Il premier iracheno Haider al-Abadi
Mentre il primo ministro iraqeno al Abadi a Baghdad cerca di formare un nuovo governo scevro dalle influenze settarie e tribali (per ora senza riuscirci e con il rischio di essere sfiduciato), e lo fa soprattutto per combattere la corruzione diffusissima, a Erbil i due maggiori partiti sono oramai ai ferri corti. L’ultima spaccatura è se entrare o no nel nuovo Governo, sempre che esso nasca. Il KRG (il Governo Regionale Curdo), controllato dal PDK, si dichiara contrario ad accettare di farne parte se non si risolve a proprio favore il contenzioso sulla spartizione del petrolio curdo. Al contrario, il PUK ha già annunciato che quella decisione non li rappresenta e che, se i ministeri offerti saranno di loro gradimento, accetterà di partecipare al nuovo esecutivo.

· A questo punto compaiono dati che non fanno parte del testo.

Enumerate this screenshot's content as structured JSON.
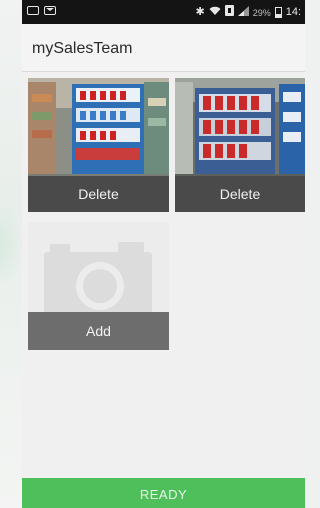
{
  "app": {
    "title": "mySalesTeam"
  },
  "status_bar": {
    "battery_text": "29%",
    "time": "14:"
  },
  "photos": [
    {
      "delete_label": "Delete"
    },
    {
      "delete_label": "Delete"
    }
  ],
  "add_tile": {
    "label": "Add"
  },
  "footer": {
    "ready_label": "READY"
  },
  "colors": {
    "ready_green": "#4fbf5b",
    "overlay_gray": "#4a4a4a",
    "status_black": "#141414"
  },
  "icons": [
    "image-icon",
    "mail-icon",
    "bluetooth-icon",
    "wifi-icon",
    "signal-icon",
    "battery-icon",
    "camera-icon"
  ]
}
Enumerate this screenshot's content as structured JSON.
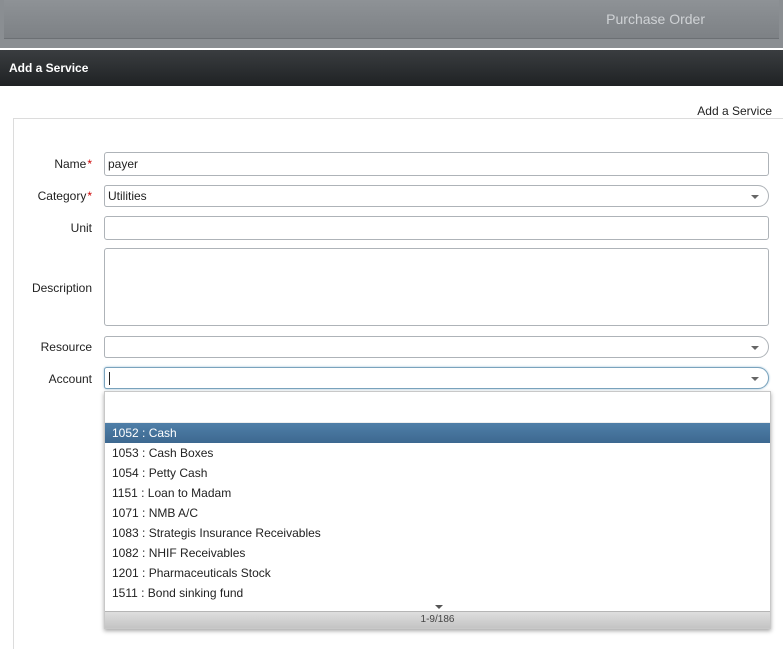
{
  "header": {
    "title": "Purchase Order"
  },
  "window": {
    "title": "Add a Service"
  },
  "content": {
    "link": "Add a Service"
  },
  "form": {
    "name": {
      "label": "Name",
      "required": "*",
      "value": "payer"
    },
    "category": {
      "label": "Category",
      "required": "*",
      "value": "Utilities"
    },
    "unit": {
      "label": "Unit",
      "value": ""
    },
    "description": {
      "label": "Description",
      "value": ""
    },
    "resource": {
      "label": "Resource",
      "value": ""
    },
    "account": {
      "label": "Account",
      "value": ""
    }
  },
  "dropdown": {
    "items": [
      "1052 : Cash",
      "1053 : Cash Boxes",
      "1054 : Petty Cash",
      "1151 : Loan to Madam",
      "1071 : NMB A/C",
      "1083 : Strategis Insurance Receivables",
      "1082 : NHIF Receivables",
      "1201 : Pharmaceuticals Stock",
      "1511 : Bond sinking fund"
    ],
    "selected_index": 0,
    "pager": "1-9/186"
  },
  "colors": {
    "selected": "#3d6890",
    "required": "#cc0000",
    "titlebar": "#1f2224"
  }
}
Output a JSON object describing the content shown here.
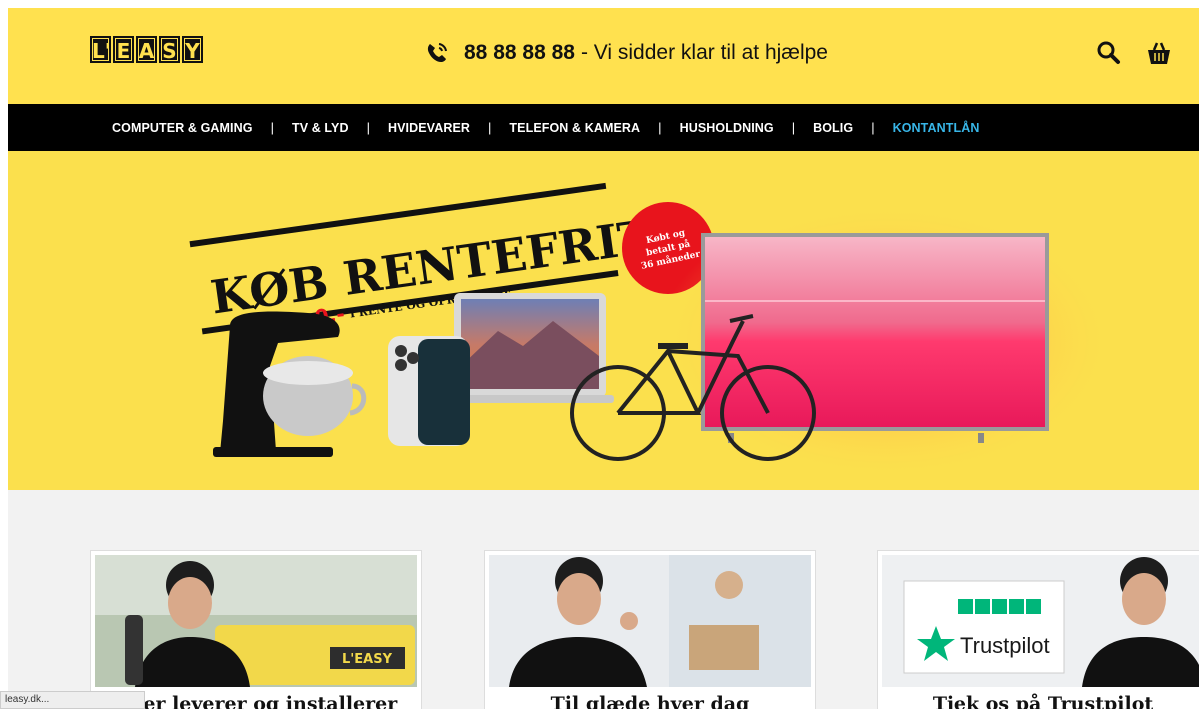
{
  "header": {
    "logo_letters": [
      "L'",
      "E",
      "A",
      "S",
      "Y"
    ],
    "phone_number": "88 88 88 88",
    "phone_text": "- Vi sidder klar til at hjælpe",
    "icons": [
      "phone-icon",
      "search-icon",
      "basket-icon"
    ]
  },
  "nav": {
    "items": [
      "COMPUTER & GAMING",
      "TV & LYD",
      "HVIDEVARER",
      "TELEFON & KAMERA",
      "HUSHOLDNING",
      "BOLIG",
      "KONTANTLÅN"
    ],
    "accent": "#38b6e8"
  },
  "hero": {
    "headline": "KØB RENTEFRIT",
    "price_prefix": "0,-",
    "subline": "I RENTE OG OPRETTELSE",
    "badge": "Købt og betalt på 36 måneder"
  },
  "cards": [
    {
      "title": "...ter leverer og installerer",
      "van_text": "L'EASY"
    },
    {
      "title": "Til glæde hver dag"
    },
    {
      "title": "Tjek os på Trustpilot",
      "trustpilot": "Trustpilot"
    }
  ],
  "status_bar": "leasy.dk...",
  "colors": {
    "brand_yellow": "#ffe14f",
    "nav_bg": "#000000",
    "badge_red": "#e8141c"
  }
}
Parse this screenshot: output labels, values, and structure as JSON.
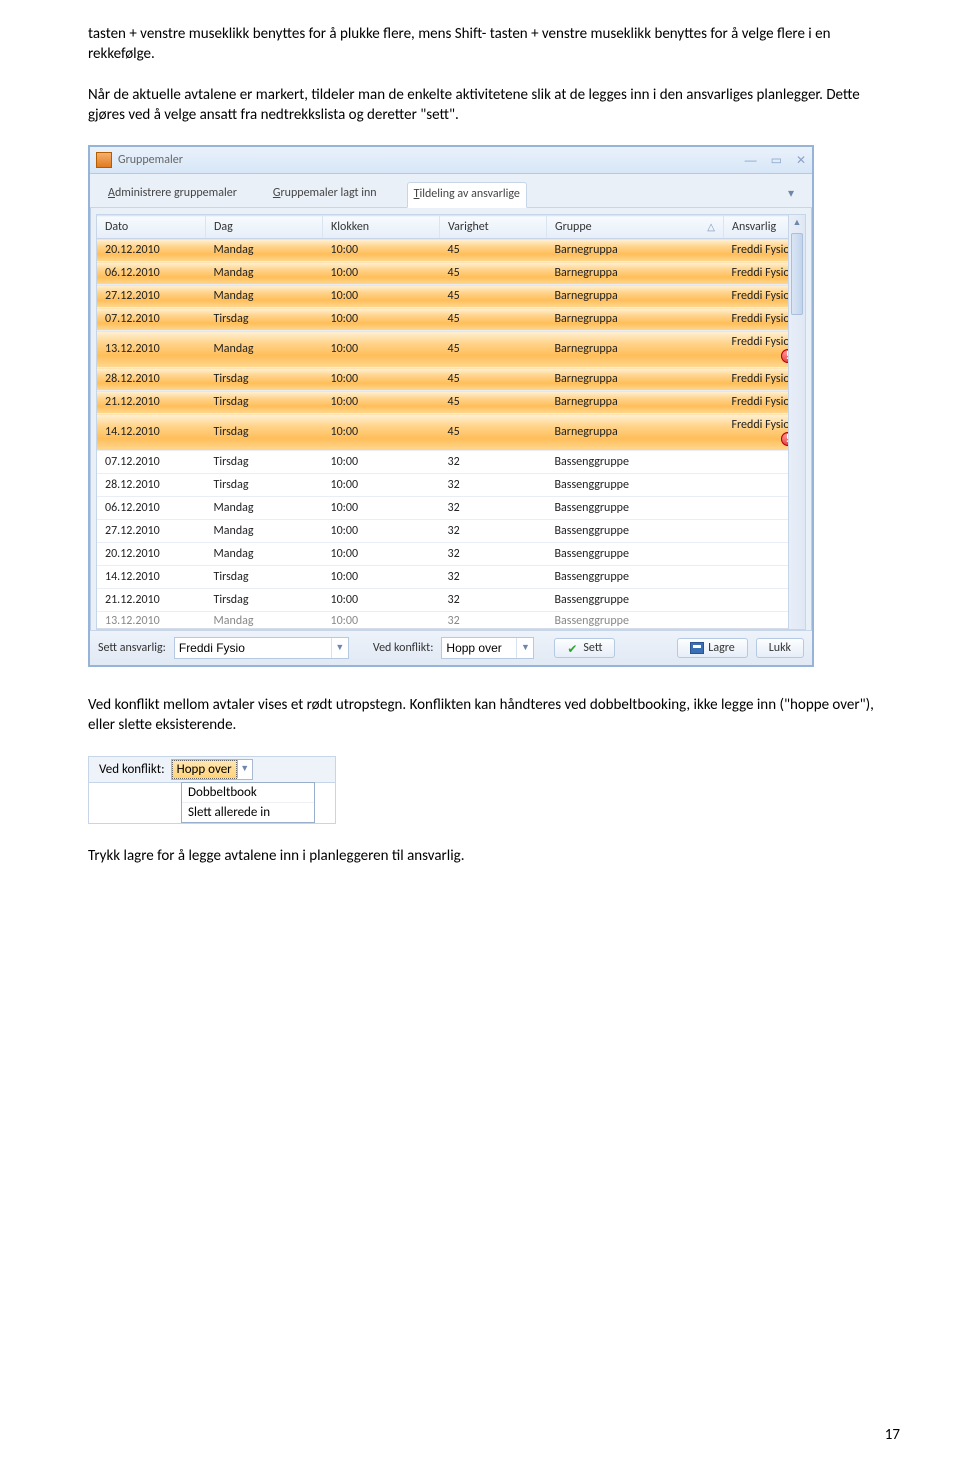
{
  "paragraphs": {
    "p1": "tasten + venstre museklikk benyttes for å plukke flere, mens Shift- tasten + venstre museklikk benyttes for å velge flere i en rekkefølge.",
    "p2": "Når de aktuelle avtalene er markert, tildeler man de enkelte aktivitetene slik at de legges inn i den ansvarliges planlegger. Dette gjøres ved å velge ansatt fra nedtrekkslista og deretter \"sett\".",
    "p3": "Ved konflikt mellom avtaler vises et rødt utropstegn. Konflikten kan håndteres ved dobbeltbooking, ikke legge inn (\"hoppe over\"), eller slette eksisterende.",
    "p4": "Trykk lagre for å legge avtalene inn i planleggeren til ansvarlig."
  },
  "page_number": "17",
  "window": {
    "title": "Gruppemaler",
    "tabs": {
      "t1_pre": "A",
      "t1_rest": "dministrere gruppemaler",
      "t2_pre": "G",
      "t2_rest": "ruppemaler lagt inn",
      "t3_pre": "T",
      "t3_rest": "ildeling av ansvarlige"
    },
    "columns": {
      "c1": "Dato",
      "c2": "Dag",
      "c3": "Klokken",
      "c4": "Varighet",
      "c5": "Gruppe",
      "c5_sort": "△",
      "c6": "Ansvarlig"
    },
    "rows": [
      {
        "sel": true,
        "d": "20.12.2010",
        "dag": "Mandag",
        "kl": "10:00",
        "var": "45",
        "gr": "Barnegruppa",
        "an": "Freddi Fysio",
        "alert": false
      },
      {
        "sel": true,
        "d": "06.12.2010",
        "dag": "Mandag",
        "kl": "10:00",
        "var": "45",
        "gr": "Barnegruppa",
        "an": "Freddi Fysio",
        "alert": false
      },
      {
        "sel": true,
        "d": "27.12.2010",
        "dag": "Mandag",
        "kl": "10:00",
        "var": "45",
        "gr": "Barnegruppa",
        "an": "Freddi Fysio",
        "alert": false
      },
      {
        "sel": true,
        "d": "07.12.2010",
        "dag": "Tirsdag",
        "kl": "10:00",
        "var": "45",
        "gr": "Barnegruppa",
        "an": "Freddi Fysio",
        "alert": false
      },
      {
        "sel": true,
        "d": "13.12.2010",
        "dag": "Mandag",
        "kl": "10:00",
        "var": "45",
        "gr": "Barnegruppa",
        "an": "Freddi Fysio",
        "alert": true
      },
      {
        "sel": true,
        "d": "28.12.2010",
        "dag": "Tirsdag",
        "kl": "10:00",
        "var": "45",
        "gr": "Barnegruppa",
        "an": "Freddi Fysio",
        "alert": false
      },
      {
        "sel": true,
        "d": "21.12.2010",
        "dag": "Tirsdag",
        "kl": "10:00",
        "var": "45",
        "gr": "Barnegruppa",
        "an": "Freddi Fysio",
        "alert": false
      },
      {
        "sel": true,
        "d": "14.12.2010",
        "dag": "Tirsdag",
        "kl": "10:00",
        "var": "45",
        "gr": "Barnegruppa",
        "an": "Freddi Fysio",
        "alert": true
      },
      {
        "sel": false,
        "d": "07.12.2010",
        "dag": "Tirsdag",
        "kl": "10:00",
        "var": "32",
        "gr": "Bassenggruppe",
        "an": "",
        "alert": false
      },
      {
        "sel": false,
        "d": "28.12.2010",
        "dag": "Tirsdag",
        "kl": "10:00",
        "var": "32",
        "gr": "Bassenggruppe",
        "an": "",
        "alert": false
      },
      {
        "sel": false,
        "d": "06.12.2010",
        "dag": "Mandag",
        "kl": "10:00",
        "var": "32",
        "gr": "Bassenggruppe",
        "an": "",
        "alert": false
      },
      {
        "sel": false,
        "d": "27.12.2010",
        "dag": "Mandag",
        "kl": "10:00",
        "var": "32",
        "gr": "Bassenggruppe",
        "an": "",
        "alert": false
      },
      {
        "sel": false,
        "d": "20.12.2010",
        "dag": "Mandag",
        "kl": "10:00",
        "var": "32",
        "gr": "Bassenggruppe",
        "an": "",
        "alert": false
      },
      {
        "sel": false,
        "d": "14.12.2010",
        "dag": "Tirsdag",
        "kl": "10:00",
        "var": "32",
        "gr": "Bassenggruppe",
        "an": "",
        "alert": false
      },
      {
        "sel": false,
        "d": "21.12.2010",
        "dag": "Tirsdag",
        "kl": "10:00",
        "var": "32",
        "gr": "Bassenggruppe",
        "an": "",
        "alert": false
      },
      {
        "sel": false,
        "d": "13.12.2010",
        "dag": "Mandag",
        "kl": "10:00",
        "var": "32",
        "gr": "Bassenggruppe",
        "an": "",
        "alert": false,
        "cut": true
      }
    ],
    "footer": {
      "label_responsible": "Sett ansvarlig:",
      "responsible_value": "Freddi Fysio",
      "label_conflict": "Ved konflikt:",
      "conflict_value": "Hopp over",
      "btn_sett": "Sett",
      "btn_lagre": "Lagre",
      "btn_lukk": "Lukk"
    }
  },
  "small": {
    "label": "Ved konflikt:",
    "selected": "Hopp over",
    "opt1": "Dobbeltbook",
    "opt2": "Slett allerede in"
  }
}
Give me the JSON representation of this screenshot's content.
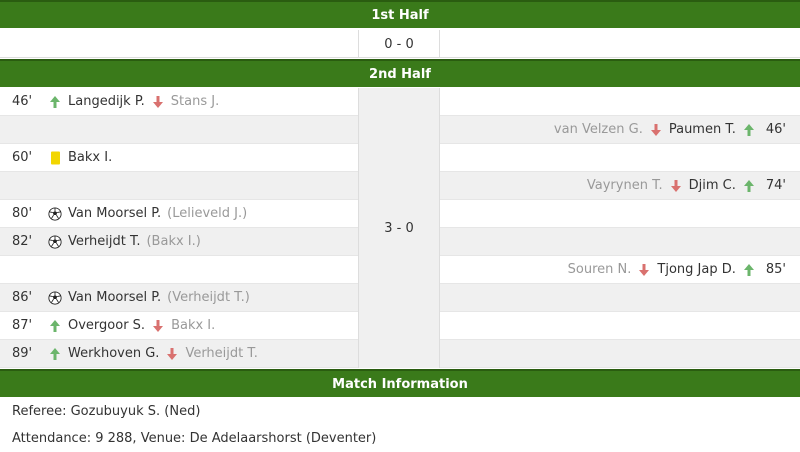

A dirla tutta, le ragioni del dissidio partono da molto più lontano. Il presidente Barzani, supportato dal suo partito, aveva optato per rapporti collaborativi con Ankara, se non altro per marcare in modo inequivocabile la propria autonomia dal resto dell’Iraq. D’altra parte, per la regione curda senza sbocchi al mare la possibilità di vendere il proprio gas e petrolio verso il resto del mondo aveva solo tre scelte: il sud dell’Iraq, l’Iran o, appunto, la Turchia. Il disaccordo sull’interpretazione della Costituzione in merito alla proprietà dei nuovi pozzi di gas e petrolio rendeva la prima scelta impraticabile. Le sanzioni internazionali contro l’Iran e il fatto che l’Iran prediligesse il rapporto con Baghdad facevano si che anche quella strada fosse chiusa. Non restava che rivolgersi ad Ankara.
La cultura della morteE’ stato, infatti, attraverso la Turchia che Erbil ha potuto cominciare a vendere le proprie materie energetiche e iniziare così la costruzione di una propria economia, indipendente dal resto del Paese. In cambio ha dovuto accettare che fossero le aziende turche a diventare quasi monopoliste nella ricostruzione della regione dopo i lunghi di guerra civile contro Saddam Hussein. I Barzani han dovuto altresì accettare senza batter ciglio che i turchi sconfinassero continuamente con i loro aerei e con l’artiglieria sulle montagne curde all’inseguimento dei guerriglieri del PKK che lì si rifugiavano. Nel frattempo, seppur con fasi alterne, Erbil continuava le negoziazioni con la capitale e, prima del crollo del prezzo di gas e petrolio, le finanze del Kurdistan iracheno, erano nutrite sia dal denaro in arrivo da Baghdad sia dai proventi della vendita del petrolio. Tutto ciò aveva consentito una veloce rinascita sociale ed economica della regione, divenuta in breve tempo una terra promessa per investitori di tanti Paesi.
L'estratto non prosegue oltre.